The novel scoring system proved to be superior to two well-established operative risk scores commonly used prior to cardiac surgery. It has the advantage of being based on a set simple criteria and can be applied to all patients in whom medical records and results of a preoperative echocardiogram are available.
Both univariate and receiver operating statistic analysis demonstrated the predictive power of our novel score system to be adequate. The next step in the evaluation of this system would be to test its use either prospectively, or in a larger retrospective cohort.

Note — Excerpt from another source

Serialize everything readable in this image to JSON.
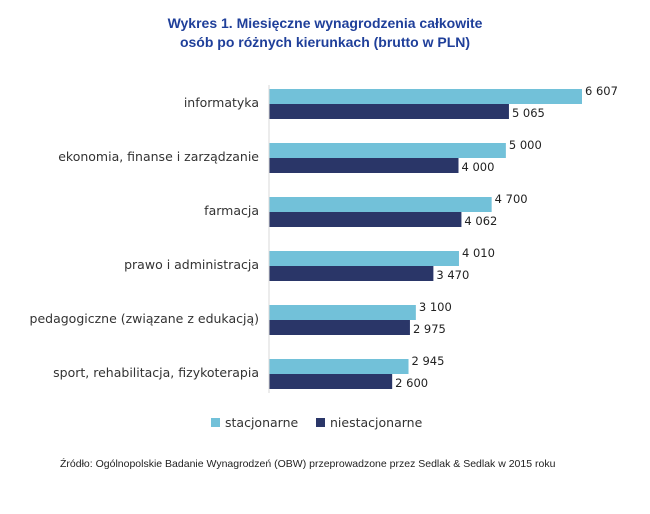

Levels of postoperative freedom from AF are likely to be overestimated. Due to poor attendance, only 27% of the total patients enrolled in the study received a 24-hour ECG or pacemaker rhythm check at their latest follow up. The remaining 73% were assessed using 12 or 3-lead ECG’s. A study by Ad et al. found that 12 lead ECG’s overestimated rates of procedural success by 12% when compared to 5 day rhythm monitoring. In the same trial 24-hour ECG’s were also shown to overestimate success by 7%. Long term rhythm monitoring (≥5 days) is the recommended strategy for accurately detecting paroxysms of AF.19 Some authors have suggested that internal loop recorders are the most accurate tool to assess AF burden.20 In a future prospective study longer term monitoring would be required to form a precise estimation of freedom from AF.
A novel scoring system was shown to predict procedural success in this small dataset. These results can be further validated through cooperation with other surgical centres and application of this score to larger patient cohorts.